Дед любил свое дело и служил с увлечением, но это не лишало его наблюдательности и элементов актерства. Однажды он приказал, чтобы меня привели в церковь к обедне, когда он служил, «чтоб смотрел, как дед служит», только чтоб без лютеранки (фрау Митци). Та презрительно пожала плечами — для нее это богослужение являлось «Heidentum» (язычеством). Я не помню богослужения, помню только как тетя Соня сказала после его конца тете Саше: «Папаша как маленький старался, служил как перед митрополитом — это он внуку понравиться хочет».

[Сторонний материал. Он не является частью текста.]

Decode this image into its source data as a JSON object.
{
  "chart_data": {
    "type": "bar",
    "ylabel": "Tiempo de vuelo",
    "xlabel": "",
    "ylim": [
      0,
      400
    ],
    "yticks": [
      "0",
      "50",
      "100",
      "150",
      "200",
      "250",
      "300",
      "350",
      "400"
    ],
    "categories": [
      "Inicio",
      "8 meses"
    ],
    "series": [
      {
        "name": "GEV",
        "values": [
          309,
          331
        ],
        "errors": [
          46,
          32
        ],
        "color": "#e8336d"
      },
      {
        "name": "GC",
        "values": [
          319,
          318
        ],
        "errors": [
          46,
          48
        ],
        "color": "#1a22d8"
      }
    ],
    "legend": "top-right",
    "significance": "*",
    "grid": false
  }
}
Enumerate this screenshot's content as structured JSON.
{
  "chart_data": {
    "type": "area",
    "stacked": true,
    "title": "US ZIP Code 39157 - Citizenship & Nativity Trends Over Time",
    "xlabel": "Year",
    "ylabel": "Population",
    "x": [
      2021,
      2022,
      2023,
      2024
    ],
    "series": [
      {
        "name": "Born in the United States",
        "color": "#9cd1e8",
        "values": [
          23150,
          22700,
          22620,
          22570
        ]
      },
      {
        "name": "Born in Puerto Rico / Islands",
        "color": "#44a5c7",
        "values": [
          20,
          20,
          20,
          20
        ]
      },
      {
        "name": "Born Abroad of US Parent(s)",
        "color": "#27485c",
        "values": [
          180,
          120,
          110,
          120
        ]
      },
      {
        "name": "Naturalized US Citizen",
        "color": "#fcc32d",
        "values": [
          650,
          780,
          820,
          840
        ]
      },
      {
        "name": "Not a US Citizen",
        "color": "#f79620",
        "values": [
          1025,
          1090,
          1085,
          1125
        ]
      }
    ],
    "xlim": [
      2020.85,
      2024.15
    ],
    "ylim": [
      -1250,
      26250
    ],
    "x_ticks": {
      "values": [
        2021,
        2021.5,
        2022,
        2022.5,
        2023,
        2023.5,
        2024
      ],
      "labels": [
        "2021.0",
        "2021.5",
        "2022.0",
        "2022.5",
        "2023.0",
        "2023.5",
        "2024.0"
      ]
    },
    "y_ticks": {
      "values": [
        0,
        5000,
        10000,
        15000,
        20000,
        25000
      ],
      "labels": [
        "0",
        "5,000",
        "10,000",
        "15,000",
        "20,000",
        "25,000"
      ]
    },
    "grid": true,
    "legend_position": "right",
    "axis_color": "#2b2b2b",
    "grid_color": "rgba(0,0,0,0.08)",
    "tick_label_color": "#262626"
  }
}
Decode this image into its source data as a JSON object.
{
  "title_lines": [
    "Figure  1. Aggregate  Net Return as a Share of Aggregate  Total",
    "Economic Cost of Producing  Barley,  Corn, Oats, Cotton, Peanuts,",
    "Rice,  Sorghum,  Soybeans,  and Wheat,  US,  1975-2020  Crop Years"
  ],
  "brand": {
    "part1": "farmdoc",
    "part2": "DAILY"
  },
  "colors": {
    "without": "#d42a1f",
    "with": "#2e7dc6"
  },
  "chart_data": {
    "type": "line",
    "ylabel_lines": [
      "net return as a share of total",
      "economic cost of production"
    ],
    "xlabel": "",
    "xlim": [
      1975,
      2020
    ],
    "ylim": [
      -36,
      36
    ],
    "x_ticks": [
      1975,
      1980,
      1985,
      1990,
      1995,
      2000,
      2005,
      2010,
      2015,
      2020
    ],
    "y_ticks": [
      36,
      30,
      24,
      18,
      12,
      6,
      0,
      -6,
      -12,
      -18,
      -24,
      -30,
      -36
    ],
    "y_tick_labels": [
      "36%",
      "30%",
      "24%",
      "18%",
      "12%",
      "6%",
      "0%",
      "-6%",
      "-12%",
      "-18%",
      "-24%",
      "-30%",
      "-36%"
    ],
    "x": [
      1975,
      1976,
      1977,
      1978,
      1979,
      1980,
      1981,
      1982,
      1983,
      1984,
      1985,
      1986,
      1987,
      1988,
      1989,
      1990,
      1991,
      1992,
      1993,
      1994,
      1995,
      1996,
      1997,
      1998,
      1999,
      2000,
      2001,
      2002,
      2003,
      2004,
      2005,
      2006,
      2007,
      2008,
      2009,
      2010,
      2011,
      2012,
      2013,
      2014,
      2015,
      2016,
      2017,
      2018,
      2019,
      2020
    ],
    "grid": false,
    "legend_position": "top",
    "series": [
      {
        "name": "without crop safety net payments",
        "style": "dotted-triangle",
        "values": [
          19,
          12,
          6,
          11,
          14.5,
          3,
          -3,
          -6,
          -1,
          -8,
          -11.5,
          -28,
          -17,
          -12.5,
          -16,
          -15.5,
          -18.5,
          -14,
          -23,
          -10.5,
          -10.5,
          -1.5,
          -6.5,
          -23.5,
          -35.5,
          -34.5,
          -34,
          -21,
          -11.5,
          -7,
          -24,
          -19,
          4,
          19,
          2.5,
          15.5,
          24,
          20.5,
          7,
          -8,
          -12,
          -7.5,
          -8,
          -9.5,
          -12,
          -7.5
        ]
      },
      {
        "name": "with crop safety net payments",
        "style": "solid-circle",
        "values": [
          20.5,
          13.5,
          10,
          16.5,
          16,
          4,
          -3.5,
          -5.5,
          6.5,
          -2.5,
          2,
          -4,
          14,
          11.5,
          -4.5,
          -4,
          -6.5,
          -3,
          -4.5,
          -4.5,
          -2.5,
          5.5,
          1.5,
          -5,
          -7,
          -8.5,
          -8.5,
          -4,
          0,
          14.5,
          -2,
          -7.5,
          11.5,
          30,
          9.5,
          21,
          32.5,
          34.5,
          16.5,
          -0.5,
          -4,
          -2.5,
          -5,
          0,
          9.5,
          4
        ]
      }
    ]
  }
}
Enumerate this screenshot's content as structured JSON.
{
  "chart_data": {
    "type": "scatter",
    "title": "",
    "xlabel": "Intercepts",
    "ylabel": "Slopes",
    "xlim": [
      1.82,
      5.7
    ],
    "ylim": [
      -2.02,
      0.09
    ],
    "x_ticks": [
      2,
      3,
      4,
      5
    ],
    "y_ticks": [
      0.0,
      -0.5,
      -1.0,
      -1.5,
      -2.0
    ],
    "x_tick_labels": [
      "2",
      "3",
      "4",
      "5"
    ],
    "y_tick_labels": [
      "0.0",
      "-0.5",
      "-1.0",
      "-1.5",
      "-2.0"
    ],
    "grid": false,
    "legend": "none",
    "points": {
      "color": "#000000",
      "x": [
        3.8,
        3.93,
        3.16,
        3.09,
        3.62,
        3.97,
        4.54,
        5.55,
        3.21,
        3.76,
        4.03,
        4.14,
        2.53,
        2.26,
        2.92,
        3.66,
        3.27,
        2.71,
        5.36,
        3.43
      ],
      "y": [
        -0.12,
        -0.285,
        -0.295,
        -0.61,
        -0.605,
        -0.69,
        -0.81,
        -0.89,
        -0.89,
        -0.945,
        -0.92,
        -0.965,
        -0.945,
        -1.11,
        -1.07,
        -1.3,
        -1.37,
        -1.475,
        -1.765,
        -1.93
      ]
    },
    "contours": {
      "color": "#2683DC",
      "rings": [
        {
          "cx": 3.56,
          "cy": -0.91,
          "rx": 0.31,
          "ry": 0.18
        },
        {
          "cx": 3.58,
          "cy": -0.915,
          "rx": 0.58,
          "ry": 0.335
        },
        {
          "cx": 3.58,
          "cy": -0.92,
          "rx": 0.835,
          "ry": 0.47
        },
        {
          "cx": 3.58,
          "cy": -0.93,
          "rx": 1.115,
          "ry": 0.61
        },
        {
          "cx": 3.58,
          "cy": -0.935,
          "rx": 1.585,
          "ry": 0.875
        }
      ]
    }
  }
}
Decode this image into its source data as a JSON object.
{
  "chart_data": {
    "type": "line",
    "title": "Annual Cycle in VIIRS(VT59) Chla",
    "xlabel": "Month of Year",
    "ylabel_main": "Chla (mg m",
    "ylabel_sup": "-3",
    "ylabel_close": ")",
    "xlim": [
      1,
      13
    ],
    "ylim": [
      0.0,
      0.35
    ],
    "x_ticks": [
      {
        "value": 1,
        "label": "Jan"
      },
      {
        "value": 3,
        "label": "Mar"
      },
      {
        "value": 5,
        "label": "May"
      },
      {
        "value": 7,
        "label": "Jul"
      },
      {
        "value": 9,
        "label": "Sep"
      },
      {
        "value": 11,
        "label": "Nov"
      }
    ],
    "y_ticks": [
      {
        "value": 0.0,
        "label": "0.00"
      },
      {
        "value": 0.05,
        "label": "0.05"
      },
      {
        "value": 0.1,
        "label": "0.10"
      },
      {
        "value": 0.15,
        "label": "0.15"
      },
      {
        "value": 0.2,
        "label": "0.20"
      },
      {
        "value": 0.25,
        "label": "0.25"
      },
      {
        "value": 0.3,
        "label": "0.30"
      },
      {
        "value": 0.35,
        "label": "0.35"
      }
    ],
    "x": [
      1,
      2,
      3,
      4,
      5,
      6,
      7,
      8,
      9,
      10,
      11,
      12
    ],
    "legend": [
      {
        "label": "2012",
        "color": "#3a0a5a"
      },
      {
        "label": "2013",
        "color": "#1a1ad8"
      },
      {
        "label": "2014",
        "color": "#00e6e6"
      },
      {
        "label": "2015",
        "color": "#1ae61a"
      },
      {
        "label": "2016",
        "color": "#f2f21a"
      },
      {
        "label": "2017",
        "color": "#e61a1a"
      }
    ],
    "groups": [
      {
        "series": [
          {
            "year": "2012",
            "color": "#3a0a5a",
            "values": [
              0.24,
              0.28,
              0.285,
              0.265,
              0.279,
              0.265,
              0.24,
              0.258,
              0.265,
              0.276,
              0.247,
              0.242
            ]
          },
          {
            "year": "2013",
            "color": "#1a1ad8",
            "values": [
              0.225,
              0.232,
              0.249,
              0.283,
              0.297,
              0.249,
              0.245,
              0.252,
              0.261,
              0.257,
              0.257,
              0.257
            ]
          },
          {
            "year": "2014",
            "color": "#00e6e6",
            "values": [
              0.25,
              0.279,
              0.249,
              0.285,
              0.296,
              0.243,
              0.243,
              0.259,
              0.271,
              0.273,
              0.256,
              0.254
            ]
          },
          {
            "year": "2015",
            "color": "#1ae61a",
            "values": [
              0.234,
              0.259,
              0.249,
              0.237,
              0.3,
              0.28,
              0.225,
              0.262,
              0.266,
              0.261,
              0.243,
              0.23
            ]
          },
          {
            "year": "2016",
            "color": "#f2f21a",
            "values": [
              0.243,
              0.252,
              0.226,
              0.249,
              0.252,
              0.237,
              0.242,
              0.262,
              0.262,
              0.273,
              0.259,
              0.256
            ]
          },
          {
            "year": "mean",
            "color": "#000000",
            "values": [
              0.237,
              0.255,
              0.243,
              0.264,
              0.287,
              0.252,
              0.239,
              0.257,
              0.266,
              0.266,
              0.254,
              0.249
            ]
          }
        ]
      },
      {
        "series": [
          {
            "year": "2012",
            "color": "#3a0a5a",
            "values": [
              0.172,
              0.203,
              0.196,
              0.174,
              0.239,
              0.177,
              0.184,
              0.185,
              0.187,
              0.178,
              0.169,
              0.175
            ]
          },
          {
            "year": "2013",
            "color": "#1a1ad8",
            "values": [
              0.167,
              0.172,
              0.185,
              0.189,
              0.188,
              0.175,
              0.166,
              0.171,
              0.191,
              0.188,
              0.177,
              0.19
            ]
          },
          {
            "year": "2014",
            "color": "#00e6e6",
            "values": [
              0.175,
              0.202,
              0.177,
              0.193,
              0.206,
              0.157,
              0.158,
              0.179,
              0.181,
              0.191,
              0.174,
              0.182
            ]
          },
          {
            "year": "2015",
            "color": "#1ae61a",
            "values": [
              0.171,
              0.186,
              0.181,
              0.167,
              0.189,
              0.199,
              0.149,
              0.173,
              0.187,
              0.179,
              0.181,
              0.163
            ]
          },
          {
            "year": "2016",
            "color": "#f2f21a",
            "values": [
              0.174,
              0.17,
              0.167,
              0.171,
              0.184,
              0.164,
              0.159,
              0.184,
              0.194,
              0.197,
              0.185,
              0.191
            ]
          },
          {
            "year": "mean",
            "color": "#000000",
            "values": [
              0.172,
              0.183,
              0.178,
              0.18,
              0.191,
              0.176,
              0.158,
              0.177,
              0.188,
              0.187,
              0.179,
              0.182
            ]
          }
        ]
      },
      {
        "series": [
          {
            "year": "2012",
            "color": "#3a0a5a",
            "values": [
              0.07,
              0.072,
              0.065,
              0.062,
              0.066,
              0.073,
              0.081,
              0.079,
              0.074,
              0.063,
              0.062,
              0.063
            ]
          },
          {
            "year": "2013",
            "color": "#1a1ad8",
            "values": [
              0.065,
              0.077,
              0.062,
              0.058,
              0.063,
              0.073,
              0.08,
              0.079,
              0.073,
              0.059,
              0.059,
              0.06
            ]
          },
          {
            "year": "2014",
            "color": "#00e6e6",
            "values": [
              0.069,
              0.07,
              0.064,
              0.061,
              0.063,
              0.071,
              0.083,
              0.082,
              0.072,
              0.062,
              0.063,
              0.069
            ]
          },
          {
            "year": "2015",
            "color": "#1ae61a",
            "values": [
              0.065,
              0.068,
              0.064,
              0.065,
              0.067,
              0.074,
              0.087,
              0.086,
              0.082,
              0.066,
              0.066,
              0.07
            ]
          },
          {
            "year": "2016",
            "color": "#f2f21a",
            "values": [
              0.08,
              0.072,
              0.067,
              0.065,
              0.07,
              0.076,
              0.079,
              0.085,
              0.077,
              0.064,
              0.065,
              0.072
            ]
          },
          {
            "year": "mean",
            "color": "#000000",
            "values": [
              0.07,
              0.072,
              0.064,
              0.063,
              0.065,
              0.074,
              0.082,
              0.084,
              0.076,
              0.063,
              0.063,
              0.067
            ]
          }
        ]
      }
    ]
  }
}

Соня всегда была строга и беспощадна в своих суждениях о людях. Она была вдовой пехотного капитана, с которым прожила всего восемь лет и за эти годы потеряла шестилетнюю дочь, которую безумно любила и помнила всю жизнь. Ни одного ребенка, родного или просто близкого, полюбить она не могла. Всякую возникавшую привязанность она в себе глушила, так как была убеждена, что приносит несчастье тем, кто ей дорог. Соня была умна, наблюдательна, остроумна, хорошо рассказывала, слегка копируя того, о ком говорила. Она служила классной дамой и давала уроки музыки на рояле. Сама играла мало и редко («потому что люблю музыку»), тоненьким и тихим голосом пела. В отношениях с людьми была сдержанна и не допускала к себе никого. Отца моего любила безумно. Она была на девять лет старше его и была ему как бы няней. Она очень смешно рассказывала, как к ней прибежали мальчишки с сообщением: «Пани Зосю, там ваш Васька удавиуся, юш синий, ня дышыт заусем». Оказалось, что пятилетний Вася засунул голову между прутьями железной ограды там, где эти прутья были чуть подальше один от другого, потом упал, попал в узкое место и стал задыхаться. Четырнадцатилетняя Соня рванула его за плечи и, оборвав ему в кровь уши, вытащила его оттуда. Мать мою она никогда не любила, считая, что она и недостойна отца и, главное, не так, как надо, ценит его.